Sam wzrost wież wiertniczych nie prowadzi do tego, że za miesiąc rynek zostanie zalany tanią amerykańską ropą. Branża nafciarska w USA jest w stagnacji wywołanej przez od dłuższego czasu utrzymujące się niskie ceny. Firmy pozwalniały pracowników, którzy w między czasie znaleźli zajęcie w konkurencyjnych branżach; maszyny i urządzenia trafiły do innych podmiotów; cały biznes zastygł. Przywrócenie mu dawnego potencjału, znalezienie i przeszkolenie pracowników, wyleasingowanie urządzeń itd. wcale nie jest takie szybkie i łatwe, aby już dzisiaj wpłynąć na długotrwałe spadki cen ropy naftowej.
Zanim surowiec z nowych wież wiertniczych zapełni magazyny na całym świecie, minie jeszcze naprawdę dużo czasu. A do tego momentu może się okazać, że światowa gospodarka wcale tak bardzo nie zwalnia, jak zakładano. Europa po Brexicie nie pogrąży się w kryzysie, Chiny nie zbankrutują, a Wietnam, Indie i Pakistan mogą okazać się nowymi azjatyckimi tygrysami z gigantycznym zapotrzebowaniem na czarne złoto.

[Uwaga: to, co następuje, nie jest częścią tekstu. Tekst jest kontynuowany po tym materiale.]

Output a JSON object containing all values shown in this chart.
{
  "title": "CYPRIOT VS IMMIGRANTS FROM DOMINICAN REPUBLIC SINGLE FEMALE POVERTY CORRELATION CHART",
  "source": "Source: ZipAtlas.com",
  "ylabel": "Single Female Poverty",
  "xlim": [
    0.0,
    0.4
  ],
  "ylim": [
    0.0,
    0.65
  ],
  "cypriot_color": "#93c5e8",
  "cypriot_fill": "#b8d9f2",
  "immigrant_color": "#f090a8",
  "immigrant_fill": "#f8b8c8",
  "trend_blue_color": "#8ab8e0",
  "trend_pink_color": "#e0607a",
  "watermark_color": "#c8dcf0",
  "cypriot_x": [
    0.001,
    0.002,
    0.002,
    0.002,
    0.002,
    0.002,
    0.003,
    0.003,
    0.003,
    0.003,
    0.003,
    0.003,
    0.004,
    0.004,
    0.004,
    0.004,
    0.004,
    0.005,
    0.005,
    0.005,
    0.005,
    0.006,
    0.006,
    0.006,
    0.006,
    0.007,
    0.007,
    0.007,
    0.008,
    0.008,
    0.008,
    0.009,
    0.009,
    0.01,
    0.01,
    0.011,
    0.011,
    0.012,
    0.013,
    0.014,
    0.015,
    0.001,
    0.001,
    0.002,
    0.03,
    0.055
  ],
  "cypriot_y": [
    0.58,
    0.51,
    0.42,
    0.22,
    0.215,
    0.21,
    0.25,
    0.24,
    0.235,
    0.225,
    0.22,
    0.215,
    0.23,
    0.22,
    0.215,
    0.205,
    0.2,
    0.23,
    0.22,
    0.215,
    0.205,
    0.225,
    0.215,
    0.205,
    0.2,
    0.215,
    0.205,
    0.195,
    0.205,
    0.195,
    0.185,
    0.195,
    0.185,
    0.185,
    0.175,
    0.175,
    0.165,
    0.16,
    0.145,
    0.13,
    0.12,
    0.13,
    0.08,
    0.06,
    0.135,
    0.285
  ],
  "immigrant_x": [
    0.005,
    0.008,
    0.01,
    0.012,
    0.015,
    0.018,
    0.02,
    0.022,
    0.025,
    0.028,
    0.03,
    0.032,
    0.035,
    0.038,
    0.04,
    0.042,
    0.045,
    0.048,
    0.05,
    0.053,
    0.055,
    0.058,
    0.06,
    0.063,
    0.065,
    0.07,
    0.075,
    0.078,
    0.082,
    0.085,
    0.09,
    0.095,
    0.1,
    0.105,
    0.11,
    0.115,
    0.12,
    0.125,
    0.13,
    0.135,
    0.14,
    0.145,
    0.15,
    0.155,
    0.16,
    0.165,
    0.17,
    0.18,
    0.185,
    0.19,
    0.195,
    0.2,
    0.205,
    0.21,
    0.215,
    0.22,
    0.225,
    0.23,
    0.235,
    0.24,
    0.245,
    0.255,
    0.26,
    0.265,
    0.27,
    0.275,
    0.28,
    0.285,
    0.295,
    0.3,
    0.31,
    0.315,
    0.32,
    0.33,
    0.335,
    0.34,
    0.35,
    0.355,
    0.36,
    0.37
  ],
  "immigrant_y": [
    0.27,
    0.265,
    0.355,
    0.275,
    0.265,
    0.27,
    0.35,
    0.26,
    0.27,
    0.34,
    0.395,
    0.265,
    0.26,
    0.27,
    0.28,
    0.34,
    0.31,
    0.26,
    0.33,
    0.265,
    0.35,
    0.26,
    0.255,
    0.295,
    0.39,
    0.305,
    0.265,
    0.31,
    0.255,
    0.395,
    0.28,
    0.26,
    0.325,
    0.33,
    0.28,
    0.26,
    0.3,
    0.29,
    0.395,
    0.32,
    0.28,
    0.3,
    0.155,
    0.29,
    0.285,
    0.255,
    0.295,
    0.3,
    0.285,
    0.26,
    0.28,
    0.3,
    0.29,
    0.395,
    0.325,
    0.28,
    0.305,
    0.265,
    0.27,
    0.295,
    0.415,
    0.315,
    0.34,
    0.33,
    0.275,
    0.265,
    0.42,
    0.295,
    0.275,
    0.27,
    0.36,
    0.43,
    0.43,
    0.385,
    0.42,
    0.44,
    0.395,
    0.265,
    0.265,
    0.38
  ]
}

Tak więc bardzo prawdopodobne, że w tym momencie jesteśmy świadkami jedynie solidnej korekty i przystanku w długofalowym rajdzie ropy na północ, który w takim wypadku stanowi dobrą okazję do zakupów.
Werdykt?
Moim zdaniem to wystarczające powody, aby zainwestować obecnie w ropę, kupując ją po całkiem atrakcyjnej cenie w okolicach 42–45 USD za baryłkę Brent. Mnie udało się akurat kupić przy samym (mam nadzieję) dołku przy cenie 42,71 USD i planuję potrzymać tę inwestycję, aż osiągnie poziom z zakresu 65–70 USD, co jak myślę powinno nastąpić w przyszłym roku. Dodam tylko, że w moim przypadku ropa jest atrakcyjną dywersyfikacją portfela (stanowi jego 12%), złożonego w tym momencie głównie z akcji, obligacji korporacyjnych i gotówki.
Jeśli jednak okazało by się, że ropa dalej spada, to zamierzam dokupić drugie tyle w okolicach 35 USD za baryłkę Brent.
Jak zainwestować w ropę naftową?
Można to zrobić na polskiej GPW, kupując certyfikaty typu tracker (odzwierciedlające jeden do jednego ruchy ropy Brent) lub typu faktor (z dwu lub trzykrotną dźwignią).
Dla osób z dostępem do giełdy amerykańskiej alternatywą jest cała gama ETFów lub po prostu akcje spółek wydobywczych. Moim zdaniem jednak, czysty certyfikat z warszawskiej giełdy emitowany przez Raiffeisen, któremu animator zapewnia płynność, jest w tym przypadku najprostszym, najtańszym, a co za tym idzie – najlepszym rozwiązaniem.